Ze zag alleen de twee mannen en de kolkende zee om hen heen, en achter hen Wolkeneiland, dat al in de sluiers van de herinnering verdween. Alsof het een droom was geweest, een inbeelding van een dom meisje, dat ze een patroon kon veranderen dat zo oeroud, allesomvattend en verschrikkelijk was. Dat ze op de een of andere manier, met genoeg moed en genoeg liefde, voor een goede afloop kon zorgen. Ze slaakte een kreet van pure ellende en het hartverscheurende geluid deed Thorvald, gebukt met de emmer in zijn hand, verstijven, en Sam met een wit gezicht haar kant op kijken terwijl hij doorging met zijn pogingen om te voorkomen dat de boot kapseisde en hen allemaal in zee wierp. De spookachtige gil ging over in een woordenstroom. Creidhe hoorde zichzelf wild ratelen, ze was zich ervan bewust dat ze aan Thorvalds kleren trok en haar woede en verdriet in zijn gezicht spuwde, terwijl hij haar aanstaarde met een verbijsterde blik die duidelijk maakte dat hij haar nauwelijks kon volgen. Maar nu ze eenmaal begonnen was, kon ze niet meer ophouden. 'Waar is hij? Waar zijn ze? Wat heb je met ze gedaan? Je hebt hem vermoord, je hebt hem vermoord, hè? Je hebt hem van kant gemaakt om er zelf baat bij te hebben, om er eer mee te behalen, hoe heb je dat kunnen doen? En je hebt Kleine daar helemaal alleen achtergelaten en ik had beloofd voor hem te zorgen, dat had ik beloofd, hij is nog maar klein en hij kan niet...'

Thorvald gaf haar een klap in haar gezicht. Hij deed het voorzichtig, zonder haar pijn te doen, maar net hard genoeg om de woordenvloed te stoppen. Ze staarde hem aan, opeens stil van schrik. Op dat moment was hij een vreemde voor haar.
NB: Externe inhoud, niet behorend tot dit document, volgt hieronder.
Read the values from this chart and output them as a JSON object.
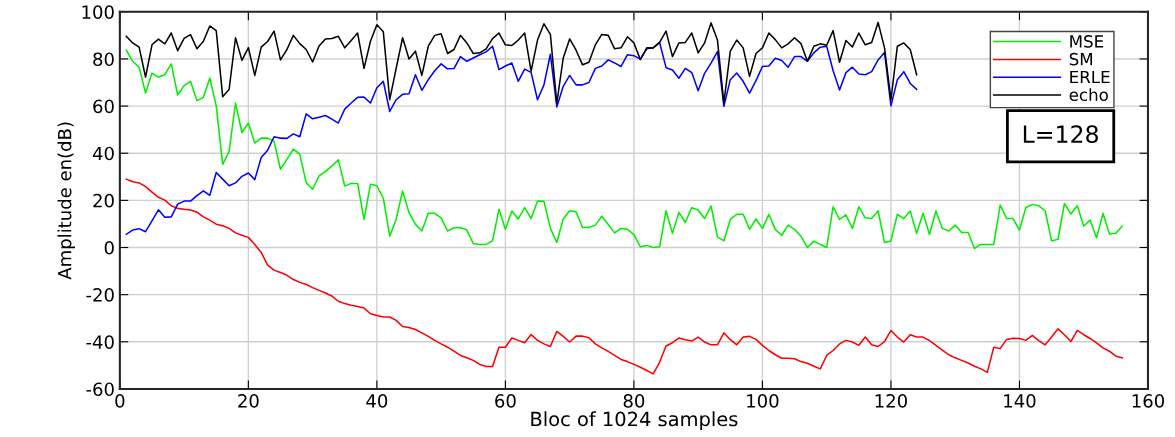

'Waar is hij, Thorvald?' fluisterde ze, terwijl haar vingers nog steeds de voorkant van zijn tuniek vastgrepen. 'Wat heb je gedaan? Geef antwoord!'

Hij had haar goed gehoord, dat zag ze aan zijn gezicht. Hij had de woorden boven het gehuil van de wind en het woedende gebrul van het Dwazenwater verstaan.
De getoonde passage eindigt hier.